Morris was a young pitching prospect who's career ended prematurely due to numerous injuries and surgeries and his desire to care for his ailing grandfather. Jim hung up his cleats and became a teacher and the manager of the school's rag tag baseball team.

The kids challenged their coach (who threw a mean batting practice) to agree to tryout for a Major League team if they clinched a division championship—they did. Morris honored his end of the deal and tried out, consistently throwing 98 mph fastballs.  

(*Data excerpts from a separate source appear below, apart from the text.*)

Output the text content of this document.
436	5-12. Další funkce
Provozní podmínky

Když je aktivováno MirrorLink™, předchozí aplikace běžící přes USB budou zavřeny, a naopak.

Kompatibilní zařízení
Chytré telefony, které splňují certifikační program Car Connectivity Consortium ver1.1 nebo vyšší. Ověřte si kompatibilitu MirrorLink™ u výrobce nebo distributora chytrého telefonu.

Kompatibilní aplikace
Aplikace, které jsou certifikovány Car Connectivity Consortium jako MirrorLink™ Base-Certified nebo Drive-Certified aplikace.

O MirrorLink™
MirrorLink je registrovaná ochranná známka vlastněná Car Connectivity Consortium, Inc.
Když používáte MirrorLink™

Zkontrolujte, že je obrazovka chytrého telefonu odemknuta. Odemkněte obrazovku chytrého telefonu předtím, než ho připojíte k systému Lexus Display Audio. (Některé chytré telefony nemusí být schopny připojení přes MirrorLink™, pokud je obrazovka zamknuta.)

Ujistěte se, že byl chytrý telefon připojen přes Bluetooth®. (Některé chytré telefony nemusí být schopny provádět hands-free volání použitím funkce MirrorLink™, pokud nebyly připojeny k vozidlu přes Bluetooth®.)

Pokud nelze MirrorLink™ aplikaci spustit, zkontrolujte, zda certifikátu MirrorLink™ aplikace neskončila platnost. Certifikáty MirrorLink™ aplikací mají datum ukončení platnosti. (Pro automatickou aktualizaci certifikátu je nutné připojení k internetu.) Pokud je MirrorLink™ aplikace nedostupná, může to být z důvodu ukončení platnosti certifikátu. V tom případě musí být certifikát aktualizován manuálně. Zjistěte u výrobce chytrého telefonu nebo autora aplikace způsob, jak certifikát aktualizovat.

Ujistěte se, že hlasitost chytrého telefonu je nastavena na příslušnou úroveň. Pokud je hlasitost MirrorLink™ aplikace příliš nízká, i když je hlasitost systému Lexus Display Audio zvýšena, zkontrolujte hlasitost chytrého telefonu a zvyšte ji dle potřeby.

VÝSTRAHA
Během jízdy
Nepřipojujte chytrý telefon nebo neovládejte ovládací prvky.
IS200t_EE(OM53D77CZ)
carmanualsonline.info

After signing a minor league contract with the Rays, Morris actually took a pay cut and left his wife kids behind in Texas to pursue his dream. Ironically, his MLB debut was in Texas and his family and high school team were all in Arlington to cheer him on. 

The fact his high school team won more than one game that season and a former prospect out of the league for years and out of shape could come back proves something Morris often tells audiences in his speeches, "We can all do more than we think we can." I agree.



Kathryn Joosten

Making a career change later in life is becoming more and more common. Becoming a television star for the first time while in your fifties is still rare. 

Kathryn Joostyn worked as a psychiatric nurse in a hospital in Chicago before the divorced mother of two first began acting in community theater 
at the age of 42.

At the age of 53, she was hired as a street performer at Disney World in Orlando. At 56, she moved to Hollywood and landed guest roles on several television series.

It wasn't until she was 60 years old that she landed the role of Mrs. Landingham in the hit show, "The West Wing." She followed that up with more television and movie roles that made her a bonafide star.

Other actors who got a late start
Jeremy Renner worked as a part-time make up artist to make ends meet before he got his big break at 38.

2. Jon Hamm was a full-time waiter until he landed his first major role in his late thirties.

3. Alan Rickman ran his own graphic design company before pursuing acting.

4. John Mahoney was the editor of a medical journal before becoming Martin Crane on “Frasier” at the age of 53.
5. Samuel Jackson made a name for himself as Jules Winnfield in “Pulp Fiction,” before he became a star he was a social worker.